How Routing Layers Cut MCP Token Waste by 90%

A post on r/ClaudeAI reports a subtle but costly issue: when multiple MCP servers are configured, every prompt loads all of them by default, even trivial queries. The user had 5–6 servers and didn't notice until checking token usage—prompts were burning tokens on loading irrelevant server definitions every single time.

Key Details

Every prompt loaded the full set of MCP servers (5–6 servers).
Even simple prompts (e.g., "What time is it?") triggered all server definitions.
Solution: a custom routing layer that selects only the servers relevant to the prompt.
Result: token usage dropped significantly, and prompt response times improved.
The OP admitted they "cannot believe they let it go on that long without checking."

Technical Context

MCP (Model Context Protocol) servers are tools that extend Claude's capabilities (e.g., file system access, database queries, web scraping). The default behavior in many setups—including forked clients and manual configs—is to send the entire list of server definitions with each message.
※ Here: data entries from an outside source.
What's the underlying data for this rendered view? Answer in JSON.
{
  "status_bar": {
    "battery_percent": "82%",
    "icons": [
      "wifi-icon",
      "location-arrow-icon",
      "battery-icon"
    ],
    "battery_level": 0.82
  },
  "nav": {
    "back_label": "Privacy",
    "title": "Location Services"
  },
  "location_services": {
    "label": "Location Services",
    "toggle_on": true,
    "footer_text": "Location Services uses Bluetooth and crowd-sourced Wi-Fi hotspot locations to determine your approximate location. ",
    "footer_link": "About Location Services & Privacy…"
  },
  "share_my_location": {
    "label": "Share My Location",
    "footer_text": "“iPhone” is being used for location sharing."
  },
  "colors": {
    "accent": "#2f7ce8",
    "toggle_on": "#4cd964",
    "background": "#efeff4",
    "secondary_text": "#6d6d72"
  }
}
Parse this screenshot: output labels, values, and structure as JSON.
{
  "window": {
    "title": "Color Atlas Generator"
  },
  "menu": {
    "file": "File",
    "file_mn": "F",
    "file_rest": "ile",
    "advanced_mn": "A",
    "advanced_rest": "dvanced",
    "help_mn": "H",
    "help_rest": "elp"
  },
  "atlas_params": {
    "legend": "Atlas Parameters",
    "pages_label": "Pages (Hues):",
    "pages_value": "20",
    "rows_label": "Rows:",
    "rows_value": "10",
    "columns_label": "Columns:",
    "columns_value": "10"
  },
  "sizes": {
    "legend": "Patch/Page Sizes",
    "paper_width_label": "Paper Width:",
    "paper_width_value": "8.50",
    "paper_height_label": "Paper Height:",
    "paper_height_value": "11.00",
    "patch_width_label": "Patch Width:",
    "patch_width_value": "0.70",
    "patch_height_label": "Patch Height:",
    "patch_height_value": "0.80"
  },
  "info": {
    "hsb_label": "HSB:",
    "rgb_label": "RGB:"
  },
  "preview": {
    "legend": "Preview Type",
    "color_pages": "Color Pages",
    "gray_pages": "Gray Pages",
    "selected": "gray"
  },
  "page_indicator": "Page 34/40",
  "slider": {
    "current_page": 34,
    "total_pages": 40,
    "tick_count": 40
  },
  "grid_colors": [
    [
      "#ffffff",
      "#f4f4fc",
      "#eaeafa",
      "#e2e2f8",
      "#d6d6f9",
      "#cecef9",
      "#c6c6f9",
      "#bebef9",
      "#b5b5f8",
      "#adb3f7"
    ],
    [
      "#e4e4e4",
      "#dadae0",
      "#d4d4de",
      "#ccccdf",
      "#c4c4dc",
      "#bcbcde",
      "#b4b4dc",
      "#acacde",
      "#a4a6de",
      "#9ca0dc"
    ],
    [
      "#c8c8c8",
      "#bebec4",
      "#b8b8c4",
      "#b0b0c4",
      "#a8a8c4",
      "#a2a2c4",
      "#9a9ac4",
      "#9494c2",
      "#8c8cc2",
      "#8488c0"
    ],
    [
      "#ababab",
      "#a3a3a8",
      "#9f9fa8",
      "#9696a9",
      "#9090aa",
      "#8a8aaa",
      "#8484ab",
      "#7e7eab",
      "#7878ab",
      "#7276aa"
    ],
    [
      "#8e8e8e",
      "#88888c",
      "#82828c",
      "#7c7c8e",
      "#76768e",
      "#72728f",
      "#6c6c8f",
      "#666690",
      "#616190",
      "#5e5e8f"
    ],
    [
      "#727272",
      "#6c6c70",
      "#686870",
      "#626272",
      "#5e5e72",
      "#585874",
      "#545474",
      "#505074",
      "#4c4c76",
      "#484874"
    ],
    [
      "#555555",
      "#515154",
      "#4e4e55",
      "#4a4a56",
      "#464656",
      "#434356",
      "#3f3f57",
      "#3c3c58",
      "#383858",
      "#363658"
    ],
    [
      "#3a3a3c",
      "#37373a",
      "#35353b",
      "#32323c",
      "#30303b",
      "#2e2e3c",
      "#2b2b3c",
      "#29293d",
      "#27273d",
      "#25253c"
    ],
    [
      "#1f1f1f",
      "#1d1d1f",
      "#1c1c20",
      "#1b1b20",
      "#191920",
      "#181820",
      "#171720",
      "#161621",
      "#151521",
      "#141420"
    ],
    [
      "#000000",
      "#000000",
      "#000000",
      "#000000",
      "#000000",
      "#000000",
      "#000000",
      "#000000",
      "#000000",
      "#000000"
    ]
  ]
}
This means tools for DB access, file I/O, web browsing, etc. are all dumped into the context window before the actual user input is processed.

A routing layer can inspect the user's message (or system prompt) and conditionally include only the MCP servers whose descriptions or tools match the intent. For example, a prompt mentioning a file path would activate file tools; a question about stock prices would load only the finance server. This avoids the token overhead of irrelevant server metadata.